How exactly do we accomplish that? Recently I have been studying the approaches of many security technology firms, and what I’ve found is that a fundamental shift is happening in security technology: Security scanning and analysis mechanisms are starting to move from hardware appliances to the cloud. This mirrors the larger trend of Network Functions Virtualization (NFV), where any network function or feature can be migrated to standard server hardware as a software function accessible from the cloud. (The move from security appliances to the cloud was covered in our recent premium report, “The Future of Cloud WAN.”)
Why is this important, you ask? The fundamental goal of SDN technology is to open up the network and make it more interoperable, so that more visibility, control, and automation can be built into cloud systems as a whole, rather than relying on technology that is trapped in islands of proprietary systems. More importantly, an SDN system can guide automated protections across the whole network in real-time, rather than just protecting specific boxes or applications.
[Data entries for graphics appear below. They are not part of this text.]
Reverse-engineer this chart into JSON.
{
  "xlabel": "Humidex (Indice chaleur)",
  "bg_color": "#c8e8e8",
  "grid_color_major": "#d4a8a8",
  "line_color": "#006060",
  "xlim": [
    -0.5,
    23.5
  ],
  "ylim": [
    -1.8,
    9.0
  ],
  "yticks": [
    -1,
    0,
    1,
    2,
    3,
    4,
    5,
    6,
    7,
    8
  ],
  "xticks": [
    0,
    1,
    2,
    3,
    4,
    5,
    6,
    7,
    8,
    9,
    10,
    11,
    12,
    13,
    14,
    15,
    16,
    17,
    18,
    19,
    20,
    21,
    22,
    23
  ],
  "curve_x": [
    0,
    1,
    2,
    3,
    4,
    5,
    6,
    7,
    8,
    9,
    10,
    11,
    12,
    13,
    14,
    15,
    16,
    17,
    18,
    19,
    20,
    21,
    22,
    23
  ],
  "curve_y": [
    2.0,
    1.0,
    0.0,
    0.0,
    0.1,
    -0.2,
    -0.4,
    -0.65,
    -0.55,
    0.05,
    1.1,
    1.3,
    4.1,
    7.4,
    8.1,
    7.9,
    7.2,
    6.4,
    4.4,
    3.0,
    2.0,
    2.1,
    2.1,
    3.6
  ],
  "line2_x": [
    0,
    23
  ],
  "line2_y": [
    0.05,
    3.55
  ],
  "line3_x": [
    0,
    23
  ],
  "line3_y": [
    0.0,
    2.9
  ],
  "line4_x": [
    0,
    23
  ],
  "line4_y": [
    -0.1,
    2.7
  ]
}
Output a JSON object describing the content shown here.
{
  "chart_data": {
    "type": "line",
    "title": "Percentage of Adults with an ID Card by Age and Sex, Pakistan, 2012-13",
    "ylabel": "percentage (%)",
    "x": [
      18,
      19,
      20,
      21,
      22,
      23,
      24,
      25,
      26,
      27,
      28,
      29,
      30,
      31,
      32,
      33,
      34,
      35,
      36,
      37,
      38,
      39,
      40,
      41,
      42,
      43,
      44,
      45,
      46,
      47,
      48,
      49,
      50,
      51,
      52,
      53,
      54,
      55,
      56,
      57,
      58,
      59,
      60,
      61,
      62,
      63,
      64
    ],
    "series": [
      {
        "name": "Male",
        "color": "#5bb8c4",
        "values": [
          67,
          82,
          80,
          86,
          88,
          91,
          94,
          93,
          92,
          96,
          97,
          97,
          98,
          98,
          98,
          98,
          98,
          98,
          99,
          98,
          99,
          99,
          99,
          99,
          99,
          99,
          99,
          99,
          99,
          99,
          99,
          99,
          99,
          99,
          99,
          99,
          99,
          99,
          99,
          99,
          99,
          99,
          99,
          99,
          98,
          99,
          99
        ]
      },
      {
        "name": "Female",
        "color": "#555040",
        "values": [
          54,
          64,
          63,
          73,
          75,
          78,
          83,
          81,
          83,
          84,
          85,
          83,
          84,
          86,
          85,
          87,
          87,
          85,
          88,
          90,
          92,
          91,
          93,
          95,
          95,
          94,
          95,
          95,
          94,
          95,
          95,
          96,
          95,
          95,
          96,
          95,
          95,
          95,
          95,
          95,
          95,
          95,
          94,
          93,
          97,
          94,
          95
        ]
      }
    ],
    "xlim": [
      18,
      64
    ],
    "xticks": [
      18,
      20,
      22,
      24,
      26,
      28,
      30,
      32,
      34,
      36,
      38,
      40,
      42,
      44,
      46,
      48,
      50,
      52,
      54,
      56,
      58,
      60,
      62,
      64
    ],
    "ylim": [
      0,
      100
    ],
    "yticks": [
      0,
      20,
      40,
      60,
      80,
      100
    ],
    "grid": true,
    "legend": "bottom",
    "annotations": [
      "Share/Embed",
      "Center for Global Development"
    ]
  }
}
To dumb it down: Why install a purpose-built firewall to guard your network’s door, when you could have a cloud-based security system that monitors your network and computing assets in real-time — and even automates security responses?
“Security needs to be built into the foundation, not the roof,” says Anthony Cochenour, a security veteran and President and founder of Hoplite Industries, a Bozeman, Mont.-based cloud security firm. Hoplite is building a policy-based cloud security service.
Other firms are focused on this as well. InMon Inc., a San Francisco-based builder of open-source monitoring tools, has demonstrated using SDN and open-source tools to build automated reponses to Denial of Service (DoS) attacks. InMon has published a whitepaper that shows how its sFlow monitoring protocol can be used to build automated security intelligence software. The company has also published detailed blogs about how these tools could be used to protect against large-scale attacks.
Recently I hosted a webinar with Pluribus Networks, an SDN startup based in Palo Alto that also believes that security will be huge on the SDN agenda. Pluribus builds an SDN operating system (OS) and analytics system that can be programmed to detect security threats. It demonstrated a Distributed DoS (DDoS) mitigation system on the webinar earlier this week. Here is a link to the webinar. The SlideShare of the presentation may be seen here:
Many other technology firms are working on security analytics and cloud-driven security solutions. We’ll be diving deeper on this. That’s why The Rayno Report will be launching a new report on cloud security in the coming months. Stay tuned: We hope to announce the publication of this report in May. It’s early days, but I think this important new trend of the integration of SDN and security will be one of the biggest developments in security technology in years.